Seguindo religiosamente os acontecimentos do livro, a história trata de uma cegueira branca que se dá início em pleno trânsito de uma cidade que poderia ser qualquer metrópole, mas não é identificada. Aos poucos, diversas pessoas começam a apresentar a mesma doença que, por não ter qualquer explicação científica, se alastar rapidamente, gera um pânico imediato que culmina no isolamento dos atingidos pelo “mar branco” em um asilo. O filme acompanha de perto o dia-a-dia daqueles que são identificados apenas por uma caracaterística e nada mais: o primeiro homem cego e sua esposa, a mulher dos óculos escuros (Alice Braga), o ladrão, o Rei da Ala 3 (Gael Garcia Bernal), o velho da venda preta (Danny Glover), o médico (Mark Ruffalo) e sua esposa (Julianne Moore) , esta, a única que ainda possui o sentido da visão intacto. Predestinada por mentes acostumadas a filmes-fórmula, é comum esperar uma atitude heróica da mulher que tudo vê, mas como a própria atriz explicou em entrevista coletiva realizada em São Paulo, “na vida real, não existem heróis natos. A mulher do médico não é o Batman. Ela também vai amadurecendo com o decorrer da história.”

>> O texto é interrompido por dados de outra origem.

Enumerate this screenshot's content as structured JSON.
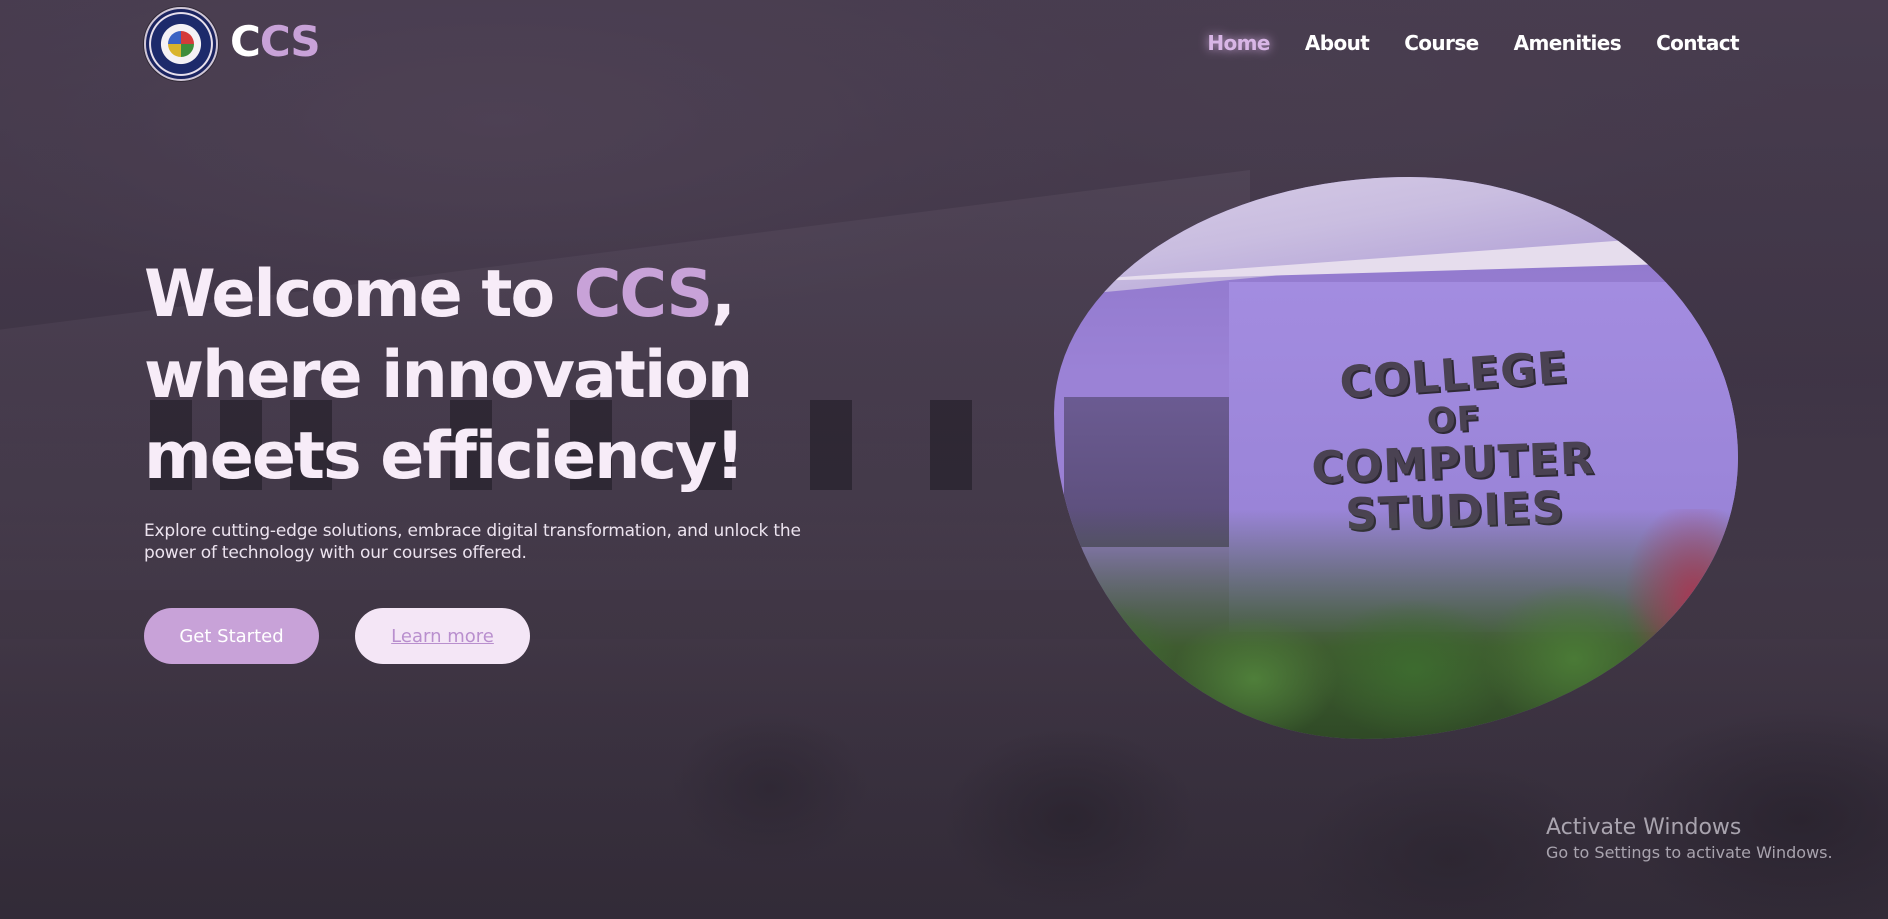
{
  "brand": {
    "name_prefix": "C",
    "name_accent": "CS"
  },
  "nav": {
    "items": [
      {
        "label": "Home",
        "active": true
      },
      {
        "label": "About"
      },
      {
        "label": "Course"
      },
      {
        "label": "Amenities"
      },
      {
        "label": "Contact"
      }
    ]
  },
  "hero": {
    "title_part1": "Welcome to ",
    "title_accent": "CCS",
    "title_part2": ", where innovation meets efficiency!",
    "subtitle": "Explore cutting-edge solutions, embrace digital transformation, and unlock the power of technology with our courses offered.",
    "primary_button": "Get Started",
    "secondary_button": "Learn more"
  },
  "image": {
    "sign_line1": "COLLEGE",
    "sign_line2": "OF",
    "sign_line3": "COMPUTER STUDIES"
  },
  "watermark": {
    "title": "Activate Windows",
    "subtitle": "Go to Settings to activate Windows."
  },
  "colors": {
    "accent": "#c8a2d8",
    "secondary_button_bg": "#f4e6f6",
    "text_light": "#f7ecf8"
  }
}
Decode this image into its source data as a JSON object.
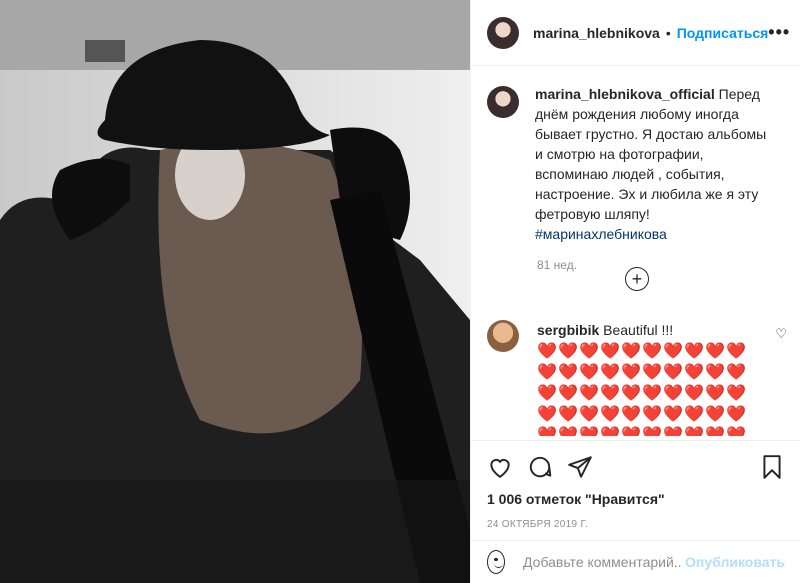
{
  "post": {
    "author": "marina_hlebnikova",
    "separator": "•",
    "follow_label": "Подписаться",
    "more_label": "•••"
  },
  "caption": {
    "username": "marina_hlebnikova_official",
    "text": "Перед днём рождения любому иногда бывает грустно. Я достаю альбомы и смотрю на фотографии, вспоминаю людей , события, настроение. Эх и любила же я эту фетровую шляпу!",
    "hashtag": "#маринахлебникова",
    "time": "81 нед."
  },
  "load_more": "+",
  "comment": {
    "username": "sergbibik",
    "text": "Beautiful !!!",
    "hearts": "❤️",
    "like_icon": "♡"
  },
  "likes_text": "1 006 отметок \"Нравится\"",
  "date_text": "24 ОКТЯБРЯ 2019 Г.",
  "add_comment": {
    "placeholder": "Добавьте комментарий...",
    "publish_label": "Опубликовать"
  },
  "icons": [
    "heart-icon",
    "comment-icon",
    "share-icon",
    "bookmark-icon",
    "emoji-icon",
    "add-circle-icon",
    "more-icon"
  ]
}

Apesar das ótimas atuações, grande parte dos questionamentos levantados por Saramago no livro acabam passando batidos aos olhos da câmera que enxerga uma imagem saturada que se dissolve na imensidão branca e ainda abusa de reflexos, transparência e imagens fora de foco. A consciência moral que o autor português tanto cita e provoca em sua obra, assim como a forma que ela vai sendo modificada ao caminhar das circustâncias é também dissolvida por momentos de tensão que trasformam Ensaio Sobre a Cegueira em um thriller que não chega à densidade temática do livro que induz o leitor a diversas interpretações da mesma história. O personagem de Danny Glover, que no filme deveria funcionar como a voz interior da história, inclui um tom desnecessariamente didático à obra, talvez pela necessidade de se tornar mais paupável às milhões de pessoas que o filme pretende atingir mundo afora.

Pode-se dizer que E.S.C. é dividido em três atos: o primeiro deles, mostra os personagens se encontrando com a vastidão incolor, pouco a pouco, mas em um ritmo acelerado onde se percebe o trabalho do montador Daniel Rezende. É nesse ponto que mais se pode identificar por similaridade E.S.C. com as outras obras do diretor. Porém, se em Jardineiro Fiel e Cidade de Deus esse ritmo acelerado se encaixa perfeitamente nas histórias, neste caso se aparenta exagerado e nos faz distanciar do sofrimento e da agonia dos personagens, assim como com o que irá acontecer dali para frente.

O segundo ato acontece no asilo, onde os cegos são abandonados ao Deus dará. A imagem distorcida e abstrata que tenta compartilhar a aflição daqueles que de uma hora outra para a outra romperam a linha tênue entre a civilização e o caos, não se mostra tão convincente como em O Escafandro E A Borboleta, por exemplo, um primoroso trabalho de direção de Julian Schnabel, mas nos gera sensações desgostosas como na cena mais impactante da obra, o estupro coletivo das mulheres da ala 1.

É apenas no terceiro ato, quando os cegos fogem do asilo e encontram uma cidade imersa no abandono, onde se enxerga um Fernando Meirelles mais seguro de si e que se arrisca a demonstrar uma sensibilidade antes escondida na violência e no caos de seus outros filmes e dos minutos anteriores de E.S.C.. Mas talvez tenha sido tarde demais.
A grande decepção com o filme não é apenas por conta do seu resultado em si, mas por toda a expectativa que havia em torno da obra. Desde a compra dos direitos de um livro tão significativo à literatura contemporânea, passando pelas mãos de um cineasta dos mais jovens e representativos do cinema brasileiro e mundial, mas que se demonstra inseguro a combalir suas próprias fórmulas e se reinventar estiliscamente como o “criador da obra”, José Saramago fez e continua fazendo de maneira tão formidável.